Foto: Bening bersama kedua orang tuanya
Indikatorbima.com - Upacara pengukuhan 1270 wisudawan dan wisudawati Universitas Muhammadiyah Malang periode II tahun 2019 program Diploma, Sarjana dan Pasca Sarjana pada tanggal 27 April 2019 kemarin, menjadi momentum yang membanggakan bagi masyarakat Bima. Pasalnya, mahasiswi asal Bima mampu menjadi wisudawati terbaik tingkat Universitas, Rabu (01/05/19).

Wahyu Bening (21), mahasiswi asal Desa Soro, Kecamatan Lambu, Kabupaten Bima yang mengenyam pendidikan di Fakultas Hukum menjadi wisudawati terbaik ketiga tingkat Universitas Muhamadiyah Malang  (UMM) dengan IPK yang hampir sempurna, yakni 3,98.

"Bersyukur kepada Allah karena telah memberikan kesempatan kepada saya untuk mempersembahkan hadiah kecil ini kepada kedua orang tua saya. Berkat dukungan dan doa dari kedua beliau saya mampu menyelesaikan study tepat waktu," ungkap Bening kepada Indikator Bima saat ditanyai bagaimana perasaannya menjadi lulusan terbaik ketiga se-Universitas.

Bening merupakan gadis kelahiran Soro, 11 November 1997. Dia merupakan puteri pertama dari 3 bersaudara. Puteri dari pasangan Bapak Abdul Rafik, S.Sos., M.M. dengan Ibu Faitun. Bening merupakan alumni dari TK Sinar Mutiara, SDN 2 Malaju, SMPN 1 Sape, dan SMAN 1 Sape.

Selama aktif menjadi mahasiswi, Bening aktif di organisasi intra dan ekstrakampus. Di intrakampus, dia masuk ke BEMFA, LSO PUKASH, JW, Komunitas Riset dan Debat Fakultas Hukum UMM. Bening dan kawan-kawannya pernah mengikuti lomba debat Tingkat Nasional (sampai semifinal). Untuk di ekstrakampus, Bening tergabung dalam HMI, SPJ Malang, dan KKLM.

Bening sadar atas kesuksesannya selama kuliah di Malang, dia selalu berpesan kepada dirinya untuk belajar sungguh-sungguh.

"Laksanakan amanah dan kepercayaan yang diberikan oleh orang tua kepada kita untuk belajar di Malang dengan sungguh," tuturnya.

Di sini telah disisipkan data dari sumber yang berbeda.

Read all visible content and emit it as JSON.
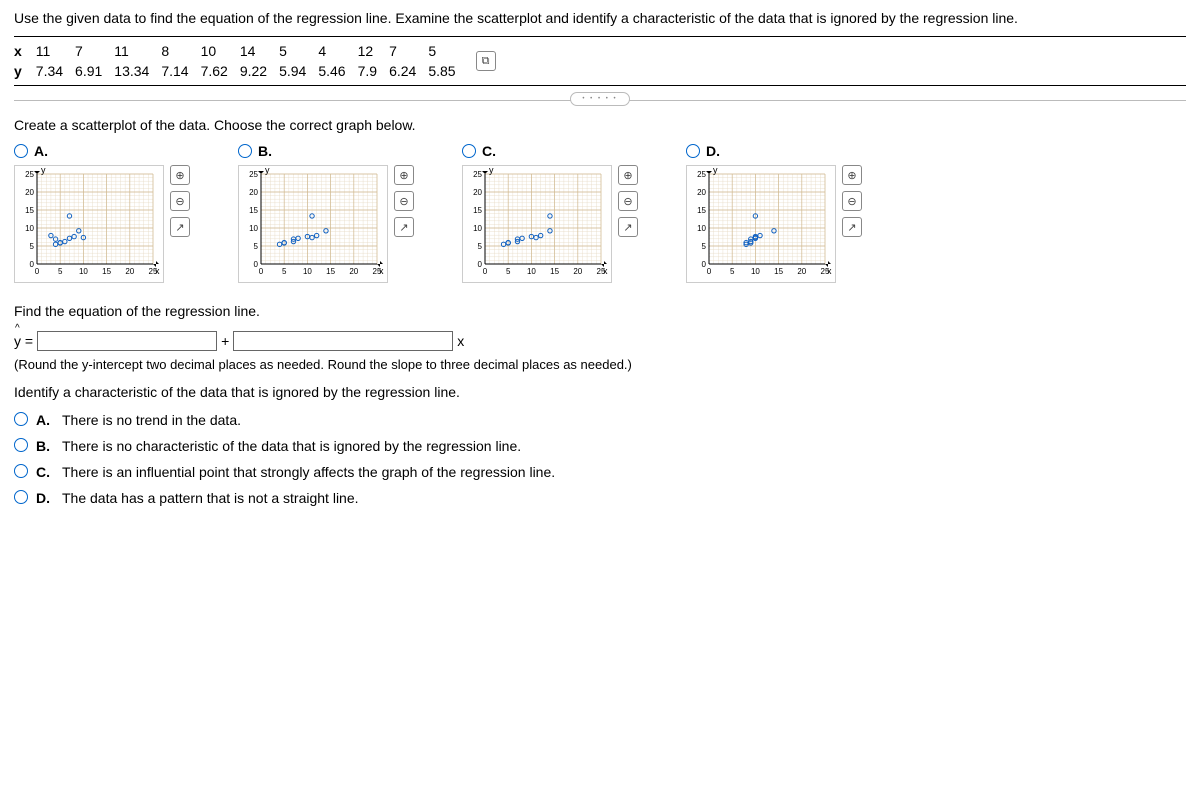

"Main boleh, ikut organisasi pun sangat dianjurkan. Tapi ingat tujuan utama kita ke sini untuk belajar. Kebaikan dan ketulusan kedua orang tua saya tidak dapat saya nilai dengan apa pun. Mereka itu pahlawan, bahkan malaikat buat saya. Karena ketulusan merekalah yang mengantarkan saya bisa sampai pada posisi saat ini, tambahnya.

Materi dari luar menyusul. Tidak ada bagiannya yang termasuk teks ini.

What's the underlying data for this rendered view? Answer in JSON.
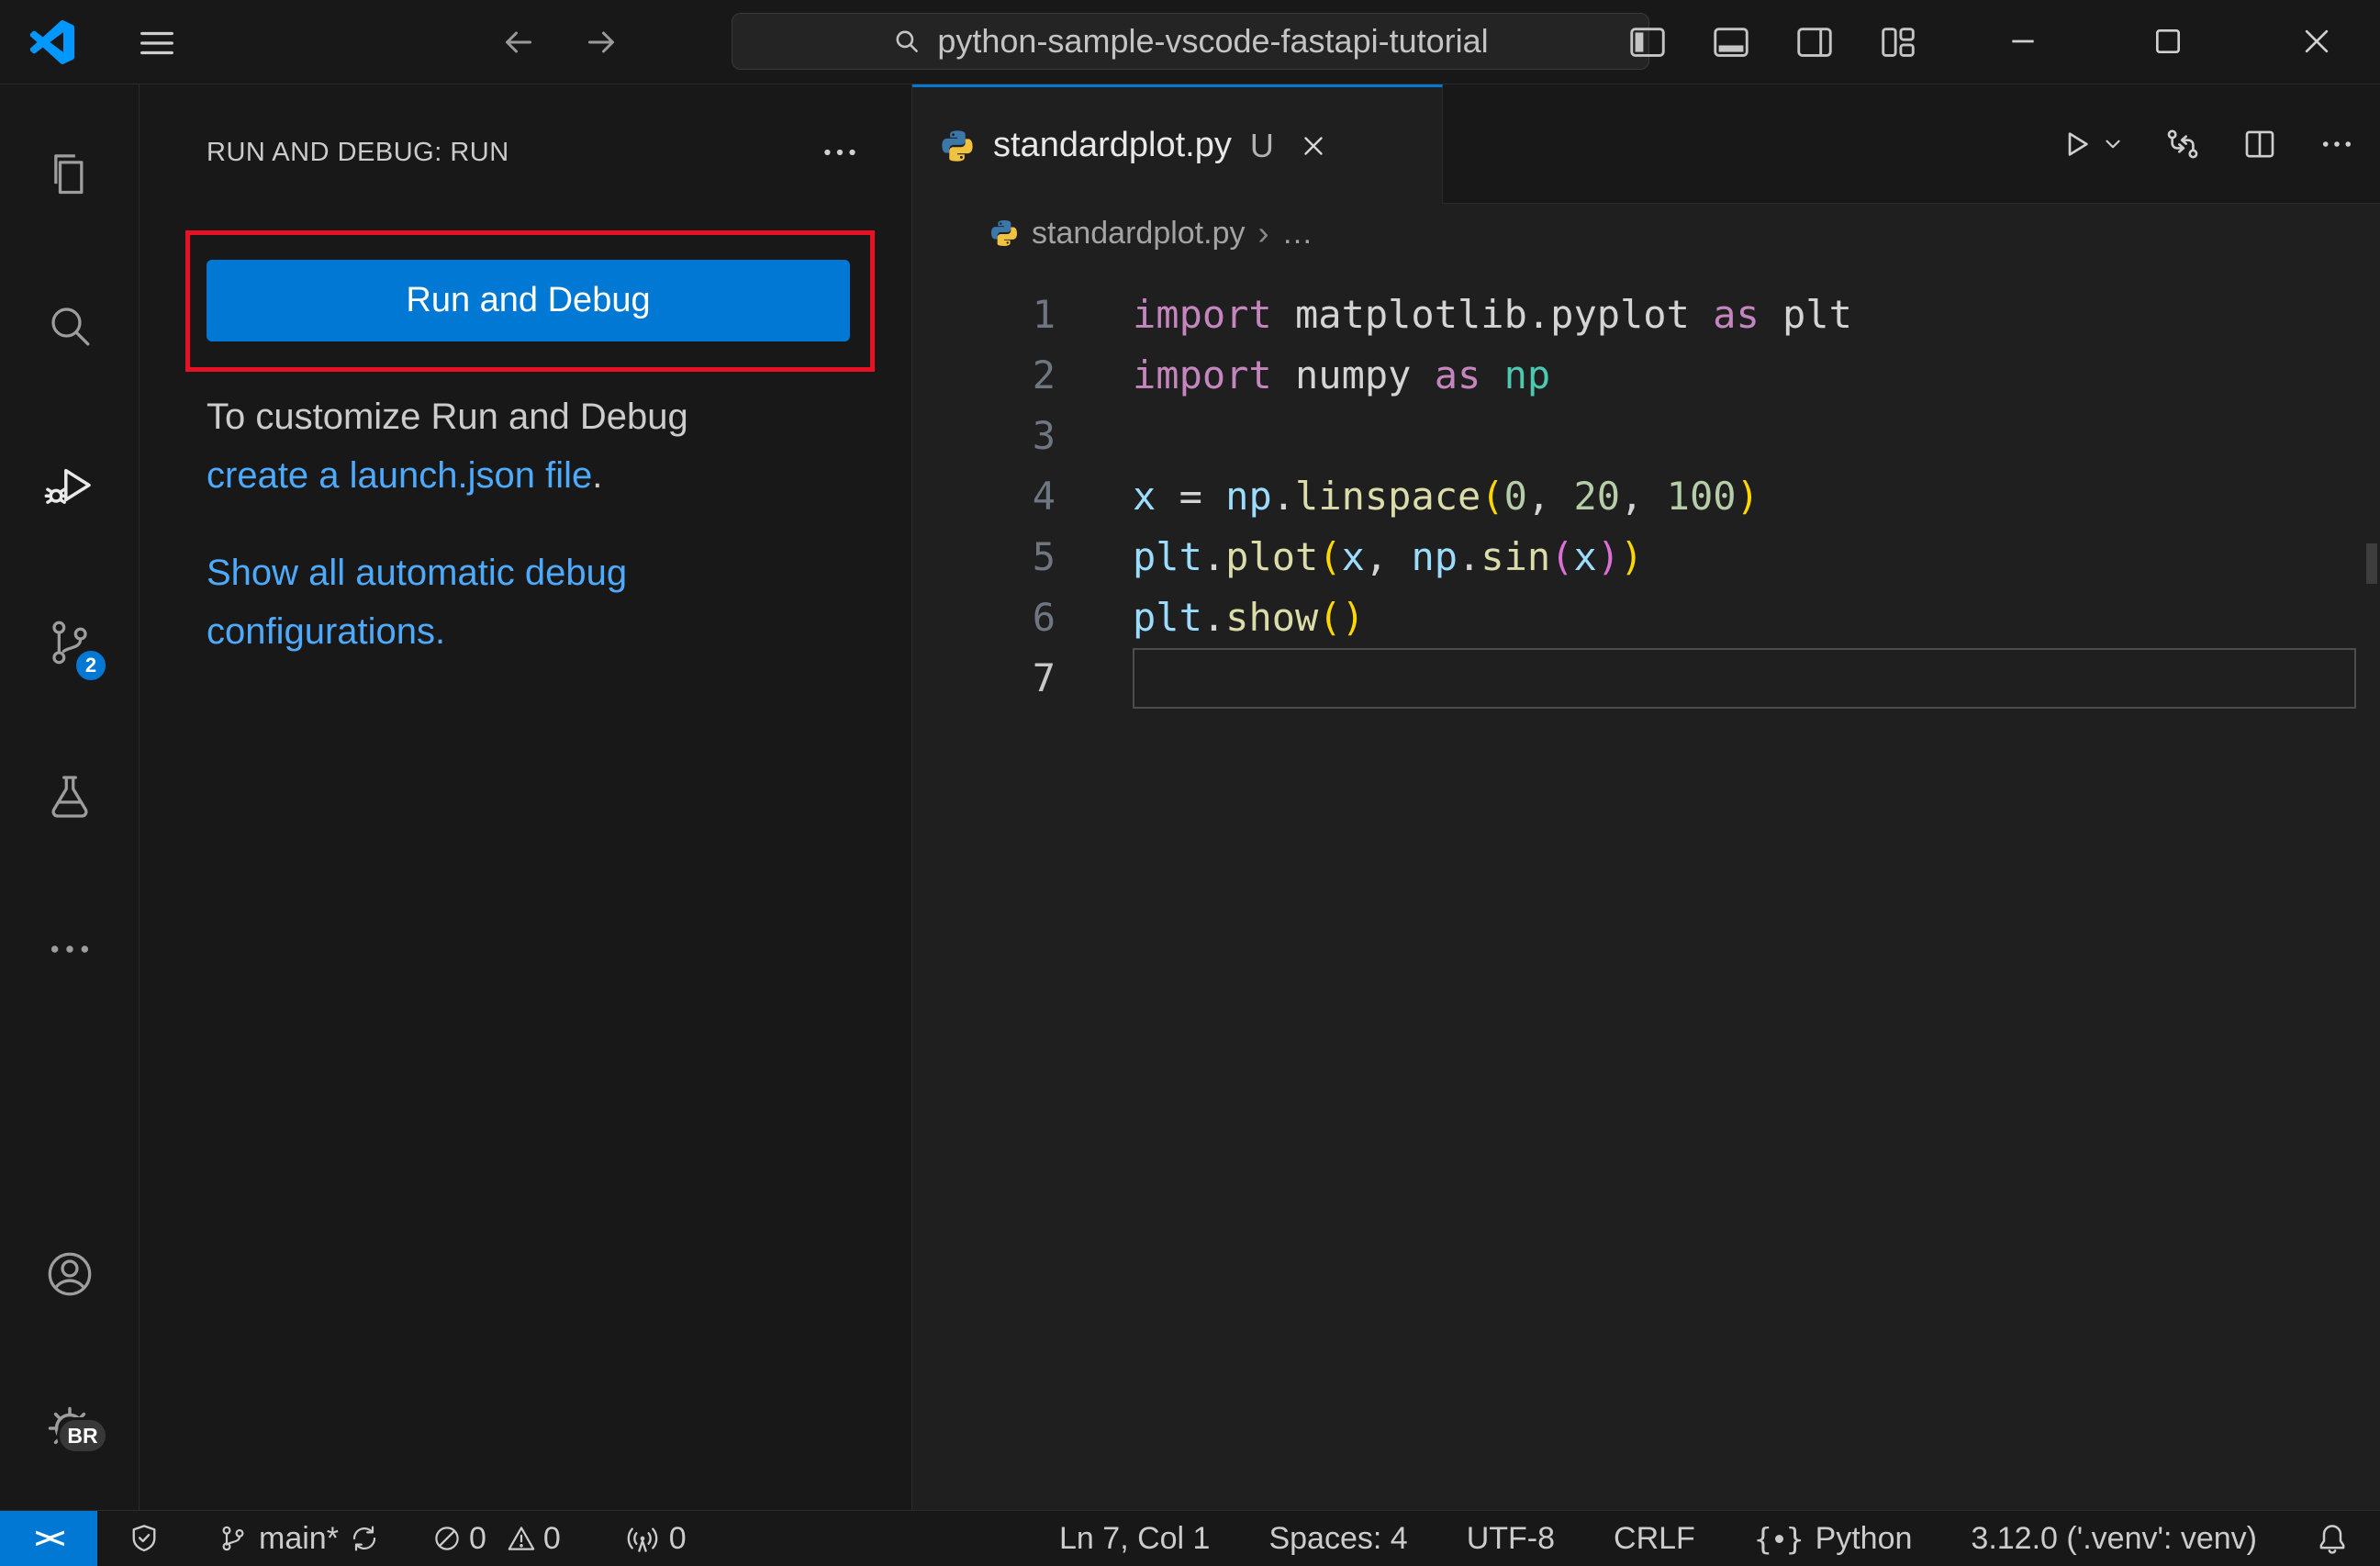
{
  "colors": {
    "accent_blue": "#0078d4",
    "annotation_red": "#e81123",
    "link_blue": "#4daafc",
    "titlebar_bg": "#181818",
    "editor_bg": "#1f1f1f"
  },
  "title_bar": {
    "search": {
      "icon": "search-icon",
      "value": "python-sample-vscode-fastapi-tutorial"
    },
    "icons": [
      "vscode-logo",
      "menu-hamburger-icon",
      "back-arrow-icon",
      "forward-arrow-icon",
      "toggle-primary-sidebar-icon",
      "toggle-panel-icon",
      "toggle-secondary-sidebar-icon",
      "customize-layout-icon",
      "minimize-icon",
      "maximize-icon",
      "close-icon"
    ]
  },
  "activity_bar": {
    "items": [
      "explorer",
      "search",
      "run-and-debug",
      "source-control",
      "testing",
      "more"
    ],
    "bottom_items": [
      "accounts",
      "settings"
    ],
    "active_item": "run-and-debug",
    "scm_badge": "2",
    "profile_badge": "BR"
  },
  "sidebar": {
    "header": "RUN AND DEBUG: RUN",
    "run_button": "Run and Debug",
    "customize_line": "To customize Run and Debug",
    "launch_link": "create a launch.json file",
    "launch_suffix": ".",
    "show_all_link": "Show all automatic debug configurations."
  },
  "editor": {
    "tab": {
      "filename": "standardplot.py",
      "git_status": "U"
    },
    "breadcrumb": {
      "file": "standardplot.py",
      "separator": "›",
      "more": "…"
    },
    "toolbar_icons": [
      "run-icon",
      "run-dropdown-icon",
      "open-changes-icon",
      "split-editor-icon",
      "more-actions-icon"
    ],
    "code": {
      "language": "python",
      "lines": [
        {
          "num": "1",
          "tokens": [
            {
              "t": "import",
              "s": "kw"
            },
            {
              "t": " matplotlib.pyplot ",
              "s": "pl"
            },
            {
              "t": "as",
              "s": "kw"
            },
            {
              "t": " plt",
              "s": "pl"
            }
          ]
        },
        {
          "num": "2",
          "tokens": [
            {
              "t": "import",
              "s": "kw"
            },
            {
              "t": " numpy ",
              "s": "pl"
            },
            {
              "t": "as",
              "s": "kw"
            },
            {
              "t": " np",
              "s": "mod"
            }
          ]
        },
        {
          "num": "3",
          "tokens": []
        },
        {
          "num": "4",
          "tokens": [
            {
              "t": "x",
              "s": "var"
            },
            {
              "t": " = ",
              "s": "pl"
            },
            {
              "t": "np",
              "s": "var"
            },
            {
              "t": ".",
              "s": "pl"
            },
            {
              "t": "linspace",
              "s": "fn"
            },
            {
              "t": "(",
              "s": "p1"
            },
            {
              "t": "0",
              "s": "num"
            },
            {
              "t": ", ",
              "s": "pl"
            },
            {
              "t": "20",
              "s": "num"
            },
            {
              "t": ", ",
              "s": "pl"
            },
            {
              "t": "100",
              "s": "num"
            },
            {
              "t": ")",
              "s": "p1"
            }
          ]
        },
        {
          "num": "5",
          "tokens": [
            {
              "t": "plt",
              "s": "var"
            },
            {
              "t": ".",
              "s": "pl"
            },
            {
              "t": "plot",
              "s": "fn"
            },
            {
              "t": "(",
              "s": "p1"
            },
            {
              "t": "x",
              "s": "var"
            },
            {
              "t": ", ",
              "s": "pl"
            },
            {
              "t": "np",
              "s": "var"
            },
            {
              "t": ".",
              "s": "pl"
            },
            {
              "t": "sin",
              "s": "fn"
            },
            {
              "t": "(",
              "s": "p2"
            },
            {
              "t": "x",
              "s": "var"
            },
            {
              "t": ")",
              "s": "p2"
            },
            {
              "t": ")",
              "s": "p1"
            }
          ]
        },
        {
          "num": "6",
          "tokens": [
            {
              "t": "plt",
              "s": "var"
            },
            {
              "t": ".",
              "s": "pl"
            },
            {
              "t": "show",
              "s": "fn"
            },
            {
              "t": "()",
              "s": "p1"
            }
          ]
        },
        {
          "num": "7",
          "tokens": [],
          "active": true
        }
      ]
    }
  },
  "status_bar": {
    "remote_label": "><",
    "branch": "main*",
    "errors": "0",
    "warnings": "0",
    "ports": "0",
    "cursor_position": "Ln 7, Col 1",
    "indentation": "Spaces: 4",
    "encoding": "UTF-8",
    "eol": "CRLF",
    "language": "Python",
    "interpreter": "3.12.0 ('.venv': venv)"
  }
}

Bening berhasil menyelesaikan study dalam kurun waktu 3 tahun 7 bulan. Judul skripsinya ialah, "Penguasaan Tanah Bekas Hak Barat sebagai Aset Barang Milik Daerah oleh Pemerintah Kota Batu dalam Perspektif Kepastian Hukum."

Harapan Bening ke depannya, dia ingin melanjutkan study di Magister Kenotariatan di PTN yang diinginkannya.

"Lagi nyari-nyari beasiswa, hehe. Biar nggak ngebebanin orang tua terus," ujarnya.

Selanjutnya, dia ingin mengabdikan diri di fakultasnya sebagai Instruktur Laboraturium.

"Kedua saya ingin mengabdi di fakultas tercinta menjadi Instruktur Laboratorium Fakultas Hukum beberapa semester sambil kuliah," tambahnya.

Kemudian ingin mendapatkan pekerjaan yang sesuai dengan cita-citanya, sehingga dia mampu membahagiakan kedua orang tuanya.

"Semoga Allah selalu meridhai setiap langkah saya dalam menuntut ilmu," harapnya.

Bening selalu kuat memegang hadist, "Barang siapa yang menempuh jalan untuk mencari suatu ilmu. Niscaya Allah memudahkannya ke jalan menuju surga." (HR. Tirmidzi)

"Dan saya yakin apa pun yang dilakukan dengan niat untuk beribadah di jalan Allah pasti dimudahkan," tutupnya.